One thought on “4 Basic Changes

  1. The best piece of educational reform would be to return to practical experiences as a required component of education. We learn best (and get the spark of interest) from doing things. So often we are shown how things work, but students seldom get to do. Gone are the one room school houses where older kids helped teach younger kids and gone are (most of) the internships where kids learned how to do things. Kids teaching kids is good for both the teacher and the student building skills in communication and requiring mastery that might not otherwise be achieved. Today so much of school is about what is in books (or increasingly what’s on TV or the internet) and what your teacher says.

    As a second point, which relates to this and another post, our economy is increasingly focused on white collar jobs, but no one (that I’ve met) wants to do or even understands these jobs as kids (the interest usually starts in the late teens when they realize what salaries are and that money is needed to do things they find interesting). This complicates building the interest in the subjects those careers require.

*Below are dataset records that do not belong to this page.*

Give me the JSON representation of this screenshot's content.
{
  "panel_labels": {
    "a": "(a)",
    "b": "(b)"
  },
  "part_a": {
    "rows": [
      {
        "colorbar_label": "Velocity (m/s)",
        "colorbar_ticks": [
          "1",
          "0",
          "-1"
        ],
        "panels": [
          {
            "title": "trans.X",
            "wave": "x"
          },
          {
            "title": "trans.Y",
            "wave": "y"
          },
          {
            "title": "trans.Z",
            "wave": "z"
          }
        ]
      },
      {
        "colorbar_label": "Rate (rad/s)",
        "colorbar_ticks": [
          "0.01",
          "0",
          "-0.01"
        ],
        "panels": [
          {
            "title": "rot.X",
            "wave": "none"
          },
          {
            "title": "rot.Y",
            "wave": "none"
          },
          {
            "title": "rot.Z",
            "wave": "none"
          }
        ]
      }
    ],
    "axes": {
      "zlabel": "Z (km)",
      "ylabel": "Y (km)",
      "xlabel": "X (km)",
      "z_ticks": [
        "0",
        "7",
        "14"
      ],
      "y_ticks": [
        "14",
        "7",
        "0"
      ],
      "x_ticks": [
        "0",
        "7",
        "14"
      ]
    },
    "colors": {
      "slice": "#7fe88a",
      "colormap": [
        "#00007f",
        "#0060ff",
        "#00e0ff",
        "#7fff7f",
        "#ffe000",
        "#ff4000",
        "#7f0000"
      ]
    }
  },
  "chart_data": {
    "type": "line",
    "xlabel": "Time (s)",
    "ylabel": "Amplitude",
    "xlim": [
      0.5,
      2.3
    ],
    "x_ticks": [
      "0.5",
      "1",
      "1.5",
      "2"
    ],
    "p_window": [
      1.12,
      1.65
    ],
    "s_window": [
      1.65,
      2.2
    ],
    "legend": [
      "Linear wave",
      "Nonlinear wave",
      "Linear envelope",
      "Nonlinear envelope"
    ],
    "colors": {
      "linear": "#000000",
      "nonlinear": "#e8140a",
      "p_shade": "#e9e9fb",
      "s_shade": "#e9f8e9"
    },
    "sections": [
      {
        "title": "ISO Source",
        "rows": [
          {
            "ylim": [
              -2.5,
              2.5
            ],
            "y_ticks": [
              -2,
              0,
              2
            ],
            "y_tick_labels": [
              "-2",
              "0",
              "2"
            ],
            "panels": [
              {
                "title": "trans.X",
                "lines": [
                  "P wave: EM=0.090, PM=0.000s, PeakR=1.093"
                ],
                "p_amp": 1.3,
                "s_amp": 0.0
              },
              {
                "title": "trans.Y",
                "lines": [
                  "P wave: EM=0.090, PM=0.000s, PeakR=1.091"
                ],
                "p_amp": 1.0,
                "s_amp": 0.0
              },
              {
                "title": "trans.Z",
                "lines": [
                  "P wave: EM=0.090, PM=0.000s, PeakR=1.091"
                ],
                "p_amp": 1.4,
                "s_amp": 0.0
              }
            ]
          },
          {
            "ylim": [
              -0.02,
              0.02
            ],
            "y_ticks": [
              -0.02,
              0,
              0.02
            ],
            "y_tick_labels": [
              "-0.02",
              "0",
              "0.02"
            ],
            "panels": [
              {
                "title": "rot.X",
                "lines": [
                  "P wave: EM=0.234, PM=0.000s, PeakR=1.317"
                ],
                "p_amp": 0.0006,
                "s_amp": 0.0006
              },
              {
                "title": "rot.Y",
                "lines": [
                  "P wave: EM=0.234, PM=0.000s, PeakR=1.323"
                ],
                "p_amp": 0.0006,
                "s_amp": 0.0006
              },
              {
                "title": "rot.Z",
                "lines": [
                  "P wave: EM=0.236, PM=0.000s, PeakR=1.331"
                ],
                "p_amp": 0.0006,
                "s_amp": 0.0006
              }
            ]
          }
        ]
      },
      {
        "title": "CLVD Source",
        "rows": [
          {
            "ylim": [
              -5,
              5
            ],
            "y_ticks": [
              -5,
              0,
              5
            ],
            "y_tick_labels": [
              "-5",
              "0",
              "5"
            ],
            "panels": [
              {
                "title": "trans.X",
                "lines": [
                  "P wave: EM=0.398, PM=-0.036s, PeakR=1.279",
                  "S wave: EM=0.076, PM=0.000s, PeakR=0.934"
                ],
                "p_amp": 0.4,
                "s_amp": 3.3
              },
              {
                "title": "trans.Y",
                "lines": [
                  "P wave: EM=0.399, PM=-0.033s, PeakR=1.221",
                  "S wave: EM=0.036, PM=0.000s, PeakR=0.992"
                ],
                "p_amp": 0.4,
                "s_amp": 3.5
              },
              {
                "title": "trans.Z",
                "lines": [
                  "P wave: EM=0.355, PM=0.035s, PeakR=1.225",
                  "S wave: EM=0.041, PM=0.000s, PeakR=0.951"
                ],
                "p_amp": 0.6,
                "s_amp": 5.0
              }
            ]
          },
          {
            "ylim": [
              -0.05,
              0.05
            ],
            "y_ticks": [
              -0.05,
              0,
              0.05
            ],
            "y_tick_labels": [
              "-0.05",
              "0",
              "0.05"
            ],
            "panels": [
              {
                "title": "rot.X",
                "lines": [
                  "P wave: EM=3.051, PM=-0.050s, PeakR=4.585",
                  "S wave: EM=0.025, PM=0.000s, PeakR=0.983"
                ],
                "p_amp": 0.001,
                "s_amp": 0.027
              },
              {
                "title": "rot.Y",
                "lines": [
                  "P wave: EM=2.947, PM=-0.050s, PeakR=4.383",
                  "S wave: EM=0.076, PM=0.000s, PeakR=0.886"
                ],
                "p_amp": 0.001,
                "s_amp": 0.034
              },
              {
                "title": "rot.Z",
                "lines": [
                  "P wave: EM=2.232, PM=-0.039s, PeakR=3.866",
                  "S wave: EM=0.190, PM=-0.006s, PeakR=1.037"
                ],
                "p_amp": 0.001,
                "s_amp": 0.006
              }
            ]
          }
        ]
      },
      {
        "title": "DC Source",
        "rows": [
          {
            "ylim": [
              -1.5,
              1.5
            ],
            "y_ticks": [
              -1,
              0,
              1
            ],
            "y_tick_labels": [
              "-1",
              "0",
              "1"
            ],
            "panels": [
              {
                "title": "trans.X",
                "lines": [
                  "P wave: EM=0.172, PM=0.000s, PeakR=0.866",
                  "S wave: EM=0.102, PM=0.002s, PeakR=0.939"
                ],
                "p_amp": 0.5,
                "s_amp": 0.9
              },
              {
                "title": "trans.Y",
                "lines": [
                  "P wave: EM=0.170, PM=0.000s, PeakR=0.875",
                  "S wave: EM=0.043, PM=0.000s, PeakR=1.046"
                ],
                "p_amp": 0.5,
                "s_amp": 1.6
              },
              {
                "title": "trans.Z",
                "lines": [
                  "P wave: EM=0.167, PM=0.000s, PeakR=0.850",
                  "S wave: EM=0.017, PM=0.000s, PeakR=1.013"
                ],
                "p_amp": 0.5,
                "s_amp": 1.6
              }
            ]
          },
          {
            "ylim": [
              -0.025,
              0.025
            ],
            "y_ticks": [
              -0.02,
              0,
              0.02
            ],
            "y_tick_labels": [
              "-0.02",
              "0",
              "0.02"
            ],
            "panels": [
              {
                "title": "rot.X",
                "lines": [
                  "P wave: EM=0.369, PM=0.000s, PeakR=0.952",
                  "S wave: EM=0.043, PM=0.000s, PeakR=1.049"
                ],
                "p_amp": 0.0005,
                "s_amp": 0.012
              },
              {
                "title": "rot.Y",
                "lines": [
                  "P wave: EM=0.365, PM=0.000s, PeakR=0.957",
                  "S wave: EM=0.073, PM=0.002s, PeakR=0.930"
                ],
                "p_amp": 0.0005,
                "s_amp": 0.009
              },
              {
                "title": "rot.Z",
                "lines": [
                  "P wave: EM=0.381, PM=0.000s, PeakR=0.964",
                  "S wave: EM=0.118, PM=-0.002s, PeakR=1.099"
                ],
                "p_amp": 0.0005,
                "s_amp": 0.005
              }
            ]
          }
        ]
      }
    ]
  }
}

Without interest there is little dedication and kids will do what’s required of them but will seldom overachieve. Too often kids arrive at a point (usually sometime between the end of high school and the end of college) where they want to make a decision about a career and realize they’ve made a series of previous choices that prevent (or complicate) achieving that option. I think professionals (not just teachers, lawyers, doctors, police officers and firemen which comprise the standard responses of most classrooms) need to do more to show children of all ages why their jobs are interesting and create career visions that kids will aspire to. As an example, professional sports are actually great at building interest in kids. While that’s a career a miniscule portion of children will eventually achieve, it’s an example of a spark that drives interest and dedication for millions of kids.